Happy is a 1933 British musical film directed by Frederic Zelnik, starring Stanley Lupino, Dorothy Hyson, Laddie Cliff, and Will Fyffe.

==Plot==
Frank, a band leader and inventor, is smitten with the daughter of a millionaire in Paris. His friend, a pianist and composer falls in love with a cafe owner. Together they try to sell a device to stop car thefts in order to escape their penury and get married.

==Cast==
- Stanley Lupino as Frank Brown
- Laddie Cliff as George
- Will Fyffe as Simmy
- Dorothy Hyson as Lillian
- Harry Tate as Dupont
- Renee Gadd as Pauline
- Gus McNaughton as Waller
- Jimmy Godden as Brummelberg
- Bertha Belmore as Mrs.
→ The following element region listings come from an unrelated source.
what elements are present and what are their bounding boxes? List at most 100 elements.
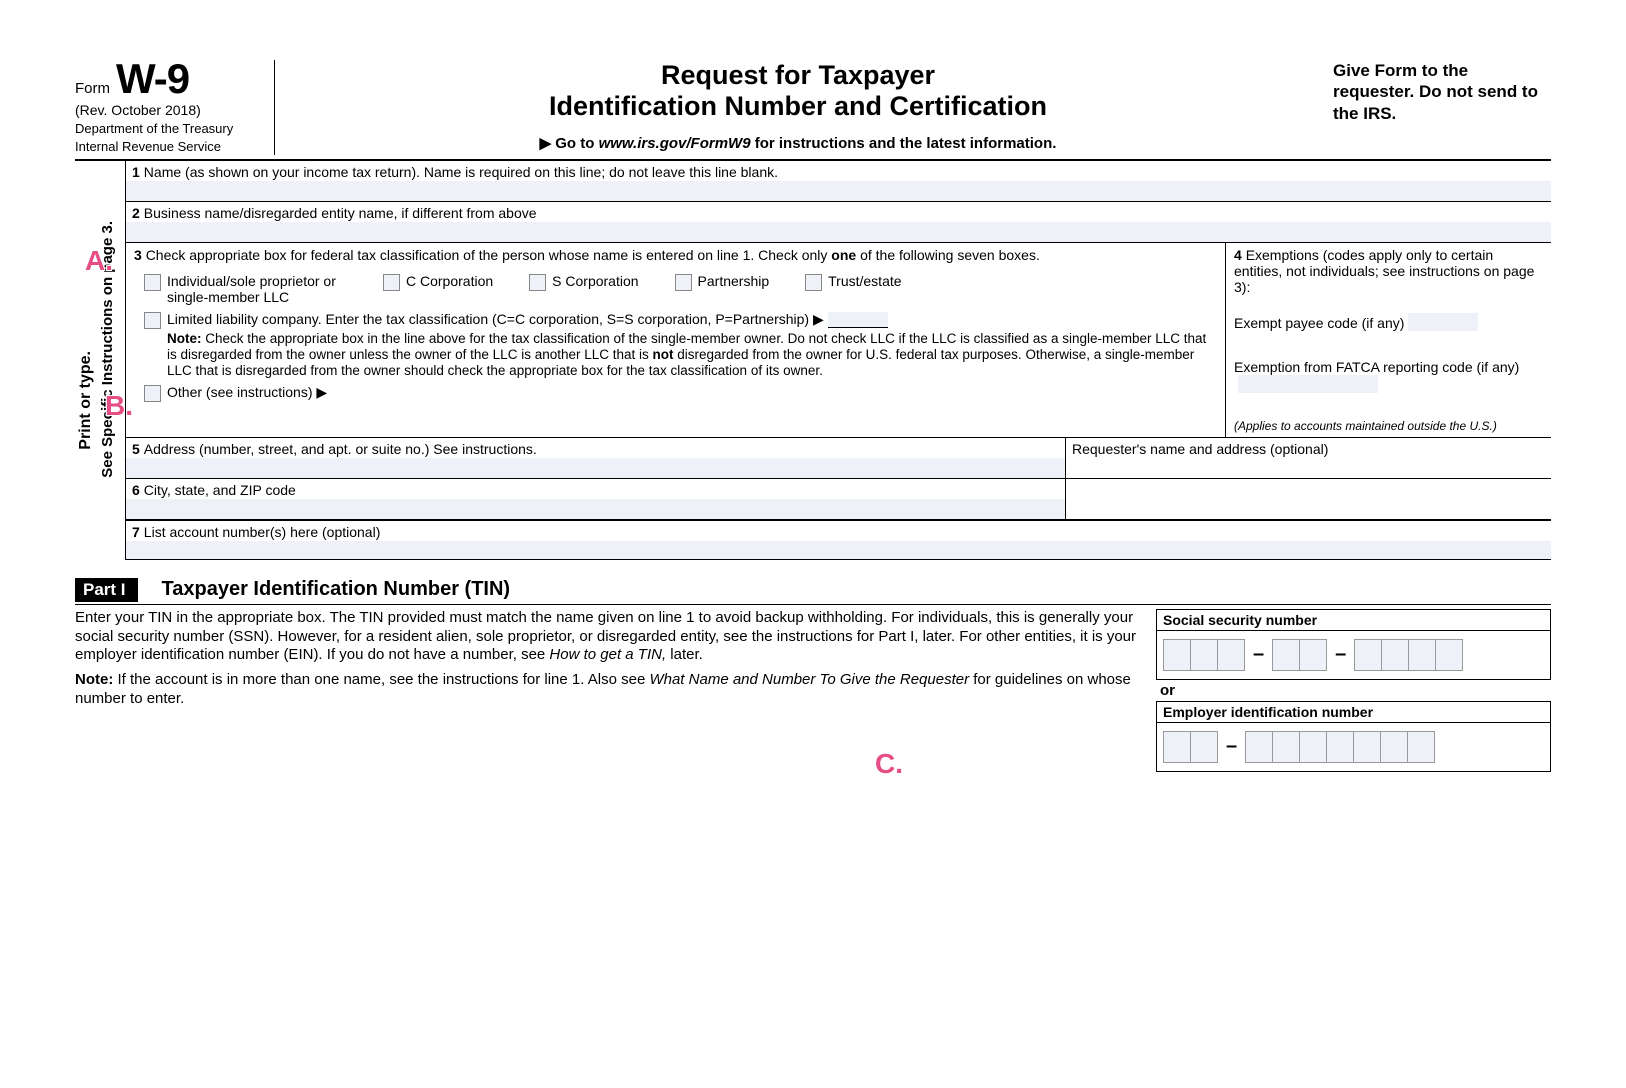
line3-num: 3 bbox=[134, 247, 142, 263]
ein-cell[interactable] bbox=[1272, 731, 1300, 763]
check-trust-label: Trust/estate bbox=[828, 273, 901, 289]
ssn-label: Social security number bbox=[1157, 610, 1550, 631]
side-label: Print or type. See Specific Instructions… bbox=[75, 161, 125, 560]
print-or-type: Print or type. bbox=[77, 351, 95, 450]
form-word: Form bbox=[75, 80, 110, 97]
line3-one: one bbox=[831, 247, 856, 263]
header-left: Form W-9 (Rev. October 2018) Department … bbox=[75, 60, 275, 155]
ssn-cell[interactable] bbox=[1217, 639, 1245, 671]
check-other-label: Other (see instructions) ▶ bbox=[167, 384, 327, 401]
check-individual-label: Individual/sole proprietor or single-mem… bbox=[167, 273, 347, 305]
note3-not: not bbox=[653, 347, 674, 362]
fatca-applies-note: (Applies to accounts maintained outside … bbox=[1234, 419, 1543, 433]
ssn-cell[interactable] bbox=[1381, 639, 1409, 671]
ssn-cell[interactable] bbox=[1435, 639, 1463, 671]
annotation-c: C. bbox=[875, 748, 903, 780]
check-ccorp-label: C Corporation bbox=[406, 273, 493, 289]
note3-label: Note: bbox=[167, 331, 202, 346]
requester-box-cont[interactable] bbox=[1066, 479, 1551, 519]
ein-cell[interactable] bbox=[1326, 731, 1354, 763]
ein-cell[interactable] bbox=[1299, 731, 1327, 763]
line-6: 6City, state, and ZIP code bbox=[126, 479, 1066, 519]
dept-treasury: Department of the Treasury bbox=[75, 121, 264, 137]
ssn-cell[interactable] bbox=[1190, 639, 1218, 671]
ssn-cell[interactable] bbox=[1272, 639, 1300, 671]
checkbox-ccorp[interactable] bbox=[383, 274, 400, 291]
address-input[interactable] bbox=[126, 458, 1065, 478]
line1-num: 1 bbox=[132, 164, 140, 180]
line-1: 1Name (as shown on your income tax retur… bbox=[126, 161, 1551, 202]
line2-label: Business name/disregarded entity name, i… bbox=[144, 205, 537, 221]
goto-url: www.irs.gov/FormW9 bbox=[599, 135, 751, 152]
checkbox-trust[interactable] bbox=[805, 274, 822, 291]
exempt-payee-input[interactable] bbox=[1408, 313, 1478, 331]
checkbox-partnership[interactable] bbox=[675, 274, 692, 291]
irs-label: Internal Revenue Service bbox=[75, 139, 264, 155]
form-title-2: Identification Number and Certification bbox=[295, 91, 1301, 122]
ssn-cell[interactable] bbox=[1299, 639, 1327, 671]
goto-line: ▶ Go to www.irs.gov/FormW9 for instructi… bbox=[295, 134, 1301, 152]
line6-num: 6 bbox=[132, 482, 140, 498]
ein-label: Employer identification number bbox=[1157, 702, 1550, 723]
dash: – bbox=[1224, 735, 1239, 758]
check-scorp-label: S Corporation bbox=[552, 273, 638, 289]
line1-label: Name (as shown on your income tax return… bbox=[144, 164, 778, 180]
w9-form: Form W-9 (Rev. October 2018) Department … bbox=[75, 60, 1551, 772]
box-4: 4 Exemptions (codes apply only to certai… bbox=[1226, 243, 1551, 437]
dash: – bbox=[1333, 643, 1348, 666]
form-code: W-9 bbox=[116, 60, 189, 98]
ein-cell[interactable] bbox=[1163, 731, 1191, 763]
part-1-badge: Part I bbox=[75, 578, 138, 602]
goto-prefix: ▶ Go to bbox=[540, 135, 599, 152]
check-partnership-label: Partnership bbox=[698, 273, 770, 289]
part-1-text: Enter your TIN in the appropriate box. T… bbox=[75, 609, 1142, 772]
part-1-title: Taxpayer Identification Number (TIN) bbox=[162, 578, 511, 601]
checkbox-individual[interactable] bbox=[144, 274, 161, 291]
p1-note-a: If the account is in more than one name,… bbox=[113, 671, 649, 688]
llc-classification-input[interactable] bbox=[828, 312, 888, 328]
name-input[interactable] bbox=[126, 181, 1551, 201]
box-3: 3 Check appropriate box for federal tax … bbox=[126, 243, 1226, 437]
line3-text-b: of the following seven boxes. bbox=[856, 247, 1040, 263]
ein-cell[interactable] bbox=[1380, 731, 1408, 763]
or-label: or bbox=[1160, 682, 1551, 699]
account-numbers-input[interactable] bbox=[126, 541, 1551, 559]
requester-box: Requester's name and address (optional) bbox=[1066, 438, 1551, 478]
annotation-b: B. bbox=[105, 390, 133, 422]
line7-label: List account number(s) here (optional) bbox=[144, 524, 381, 540]
line2-num: 2 bbox=[132, 205, 140, 221]
ein-cell[interactable] bbox=[1407, 731, 1435, 763]
line4-label: Exemptions (codes apply only to certain … bbox=[1234, 247, 1534, 295]
header-center: Request for Taxpayer Identification Numb… bbox=[275, 60, 1321, 155]
ssn-cell[interactable] bbox=[1408, 639, 1436, 671]
business-name-input[interactable] bbox=[126, 222, 1551, 242]
checkbox-llc[interactable] bbox=[144, 312, 161, 329]
line-7: 7List account number(s) here (optional) bbox=[126, 520, 1551, 560]
line5-label: Address (number, street, and apt. or sui… bbox=[144, 441, 537, 457]
line-5: 5Address (number, street, and apt. or su… bbox=[126, 438, 1066, 478]
city-state-zip-input[interactable] bbox=[126, 499, 1065, 519]
part-1-header: Part I Taxpayer Identification Number (T… bbox=[75, 578, 1551, 605]
ein-cell[interactable] bbox=[1353, 731, 1381, 763]
line5-num: 5 bbox=[132, 441, 140, 457]
ssn-cell[interactable] bbox=[1354, 639, 1382, 671]
fatca-input[interactable] bbox=[1238, 375, 1378, 393]
checkbox-scorp[interactable] bbox=[529, 274, 546, 291]
p1-para-b: later. bbox=[666, 646, 703, 663]
ein-cell[interactable] bbox=[1245, 731, 1273, 763]
ssn-cell[interactable] bbox=[1163, 639, 1191, 671]
ein-box: Employer identification number – bbox=[1156, 701, 1551, 772]
fatca-label: Exemption from FATCA reporting code (if … bbox=[1234, 359, 1519, 375]
form-header: Form W-9 (Rev. October 2018) Department … bbox=[75, 60, 1551, 161]
line6-label: City, state, and ZIP code bbox=[144, 482, 296, 498]
line4-num: 4 bbox=[1234, 247, 1242, 263]
ssn-box: Social security number – – bbox=[1156, 609, 1551, 680]
check-llc-label: Limited liability company. Enter the tax… bbox=[167, 311, 824, 327]
ein-cell[interactable] bbox=[1190, 731, 1218, 763]
exempt-payee-label: Exempt payee code (if any) bbox=[1234, 315, 1404, 331]
checkbox-other[interactable] bbox=[144, 385, 161, 402]
p1-note-label: Note: bbox=[75, 671, 113, 688]
revision-date: (Rev. October 2018) bbox=[75, 102, 264, 118]
p1-para-ital: How to get a TIN, bbox=[549, 646, 666, 663]
dash: – bbox=[1251, 643, 1266, 666]
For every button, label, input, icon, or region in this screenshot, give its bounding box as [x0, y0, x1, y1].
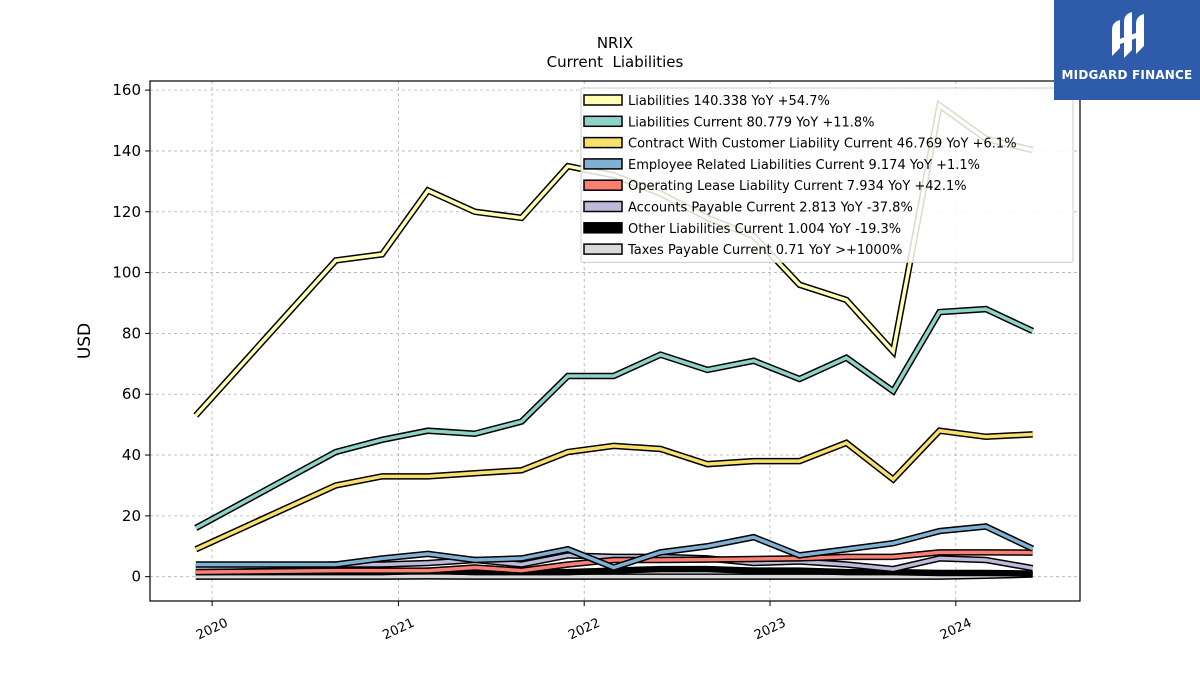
legend-swatch: [583, 94, 623, 106]
series-contract-with-customer-liability-current: [194, 427, 1033, 553]
series-liabilities-current: [194, 305, 1035, 531]
y-tick-label: 120: [112, 203, 141, 221]
legend-label: Employee Related Liabilities Current 9.1…: [628, 158, 980, 173]
x-tick-label: 2022: [566, 616, 602, 644]
series-line-outline: [194, 427, 1033, 553]
legend-label: Liabilities Current 80.779 YoY +11.8%: [628, 115, 875, 130]
midgard-finance-logo: MIDGARD FINANCE: [1054, 0, 1200, 100]
chart-title: NRIX: [597, 34, 633, 52]
legend-swatch: [583, 136, 623, 149]
legend-label: Contract With Customer Liability Current…: [628, 137, 1017, 152]
y-tick-label: 80: [122, 324, 141, 342]
logo-mark-icon: [1112, 12, 1144, 58]
logo-text: MIDGARD FINANCE: [1061, 68, 1193, 82]
x-tick-label: 2024: [938, 616, 974, 644]
chart-subtitle: Current Liabilities: [547, 53, 684, 71]
series-line: [195, 524, 1034, 570]
y-tick-label: 100: [112, 264, 141, 282]
legend-swatch: [583, 179, 623, 191]
legend-box: [580, 87, 1074, 263]
series-operating-lease-liability-current: [195, 549, 1033, 576]
y-tick-label: 20: [122, 507, 141, 525]
y-tick-label: 60: [122, 385, 141, 403]
legend-label: Other Liabilities Current 1.004 YoY -19.…: [628, 222, 901, 237]
legend-label: Taxes Payable Current 0.71 YoY >+1000%: [627, 243, 902, 258]
series-taxes-payable-current: [195, 571, 1033, 580]
series-employee-related-liabilities-current: [195, 523, 1035, 572]
series-line: [195, 550, 1033, 574]
y-tick-label: 0: [131, 568, 141, 586]
series-line: [194, 307, 1034, 530]
legend-swatch: [583, 158, 623, 170]
legend-label: Accounts Payable Current 2.813 YoY -37.8…: [628, 201, 913, 216]
legend-swatch: [583, 243, 623, 255]
legend-swatch: [583, 115, 623, 128]
legend-label: Operating Lease Liability Current 7.934 …: [628, 179, 967, 194]
y-tick-label: 140: [112, 142, 141, 160]
x-tick-label: 2021: [380, 616, 416, 644]
x-tick-label: 2020: [194, 616, 230, 644]
plot-frame: [149, 80, 1081, 602]
x-tick-label: 2023: [752, 616, 788, 644]
legend-label: Liabilities 140.338 YoY +54.7%: [628, 94, 830, 109]
y-axis-label: USD: [75, 323, 95, 359]
series-line: [195, 428, 1033, 551]
legend-swatch: [583, 200, 623, 213]
series-line: [195, 572, 1033, 579]
legend: Liabilities 140.338 YoY +54.7% Liabilitie…: [580, 87, 1074, 263]
y-tick-label: 40: [122, 446, 141, 464]
series-lines: [193, 99, 1035, 580]
legend-swatch: [583, 222, 623, 234]
y-tick-label: 160: [112, 81, 141, 99]
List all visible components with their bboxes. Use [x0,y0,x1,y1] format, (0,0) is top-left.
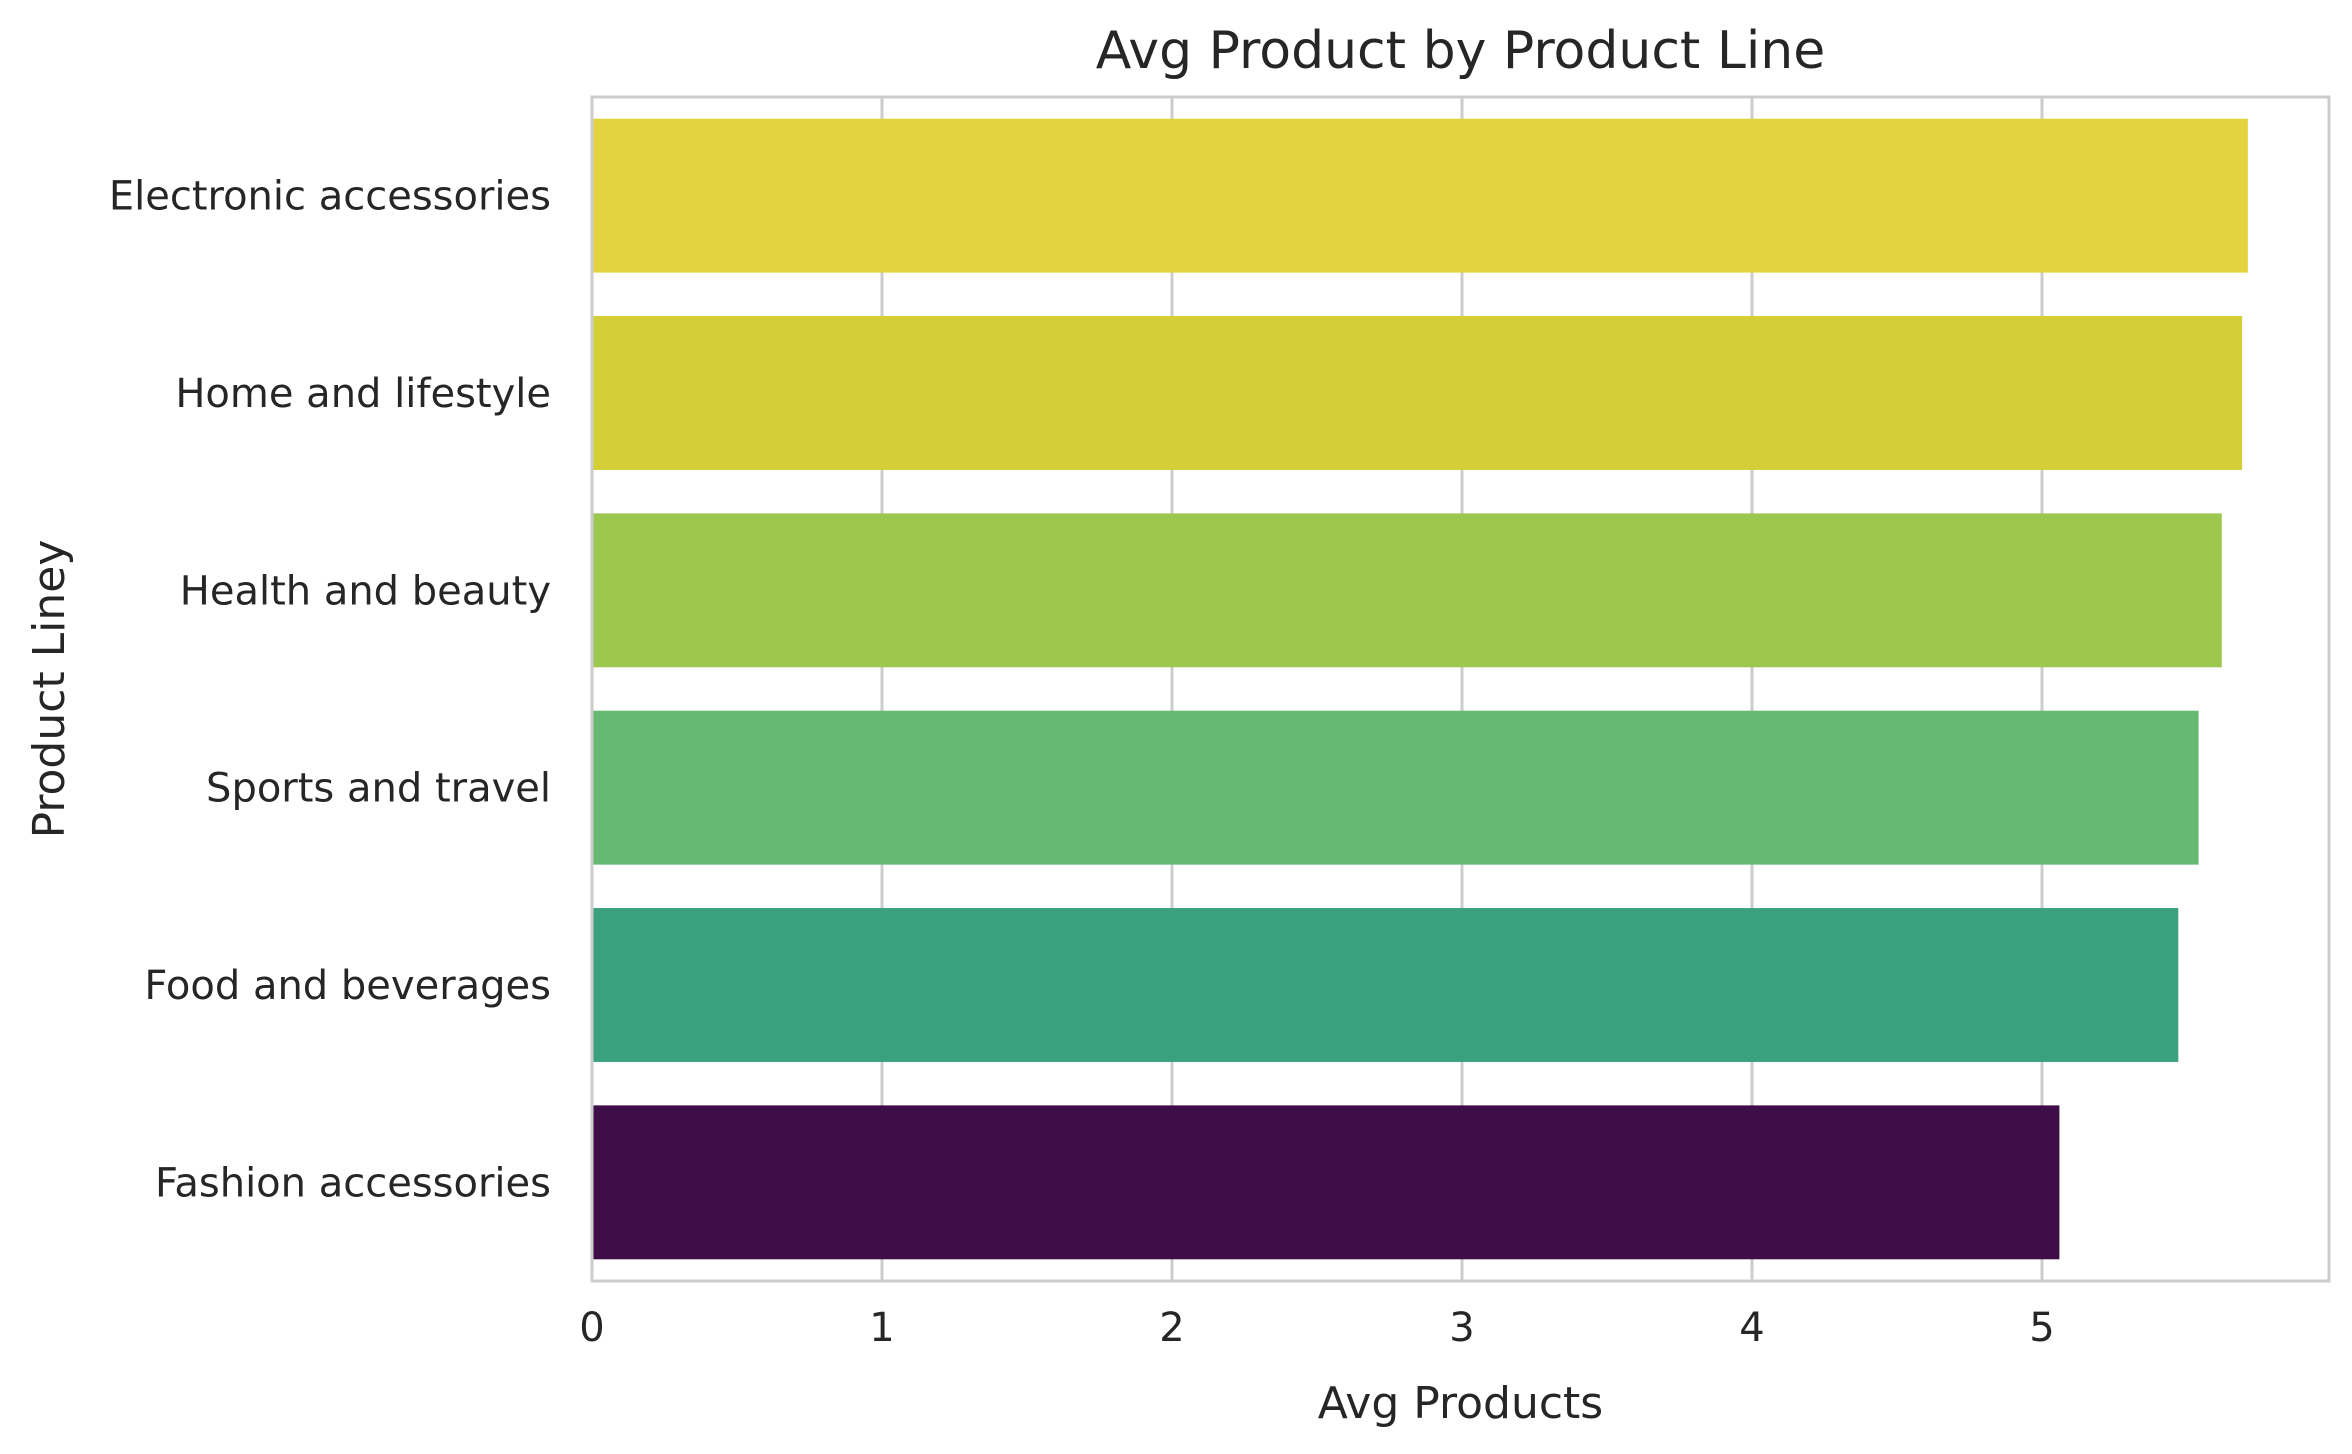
bar [592,908,2179,1062]
y-tick-label: Electronic accessories [109,174,551,220]
bar [592,316,2243,470]
y-tick-label: Home and lifestyle [175,371,551,417]
x-tick-label: 5 [2029,1305,2054,1351]
chart-title: Avg Product by Product Line [1096,21,1825,81]
x-tick-label: 2 [1159,1305,1184,1351]
y-tick-labels: Electronic accessories Home and lifestyle… [109,174,551,1207]
y-tick-label: Fashion accessories [155,1160,551,1206]
x-tick-label: 1 [869,1305,894,1351]
bar [592,1105,2060,1260]
x-tick-label: 0 [579,1305,604,1351]
x-tick-label: 3 [1449,1305,1474,1351]
plot-frame [590,95,2331,1283]
grid-lines [590,97,2044,1281]
y-tick-label: Food and beverages [144,963,551,1009]
x-axis-label: Avg Products [1318,1378,1603,1429]
bar [592,513,2222,668]
x-tick-label: 4 [1739,1305,1764,1351]
y-tick-label: Sports and travel [206,766,551,812]
x-tick-labels: 0 1 2 3 4 5 [579,1305,2054,1351]
y-axis-label: Product Liney [24,540,75,839]
bar [592,710,2199,865]
bars [592,118,2248,1260]
bar [592,118,2248,273]
y-tick-label: Health and beauty [180,568,551,614]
Brummelberg
- Hal Gordon as Conjuror
- Norma Varden as Miss Stone, Secretary with Glasses

==Songs==
Happy features the following songs:
- Happy and There's So Much I'm Wanting To Tell You by Stanley Lupino and Noel Gay
- There Was A Poor Musician and Will You Dance Through Life With Me, plus the musical score by Kurt Schwabach, Fred Raymond, Will Meisel, Ralph Stanley, Willy Rosen, Henrik N. Ege and Fred Schwarz.

==Critical response==
In a New York Times review Hal Erickson said "Too expensive for a 'quota quickie' but not quite costly enough to qualify as an 'A' picture, Happy is a shapeless but generally satisfying vehicle for several of England's top music-hall attractions."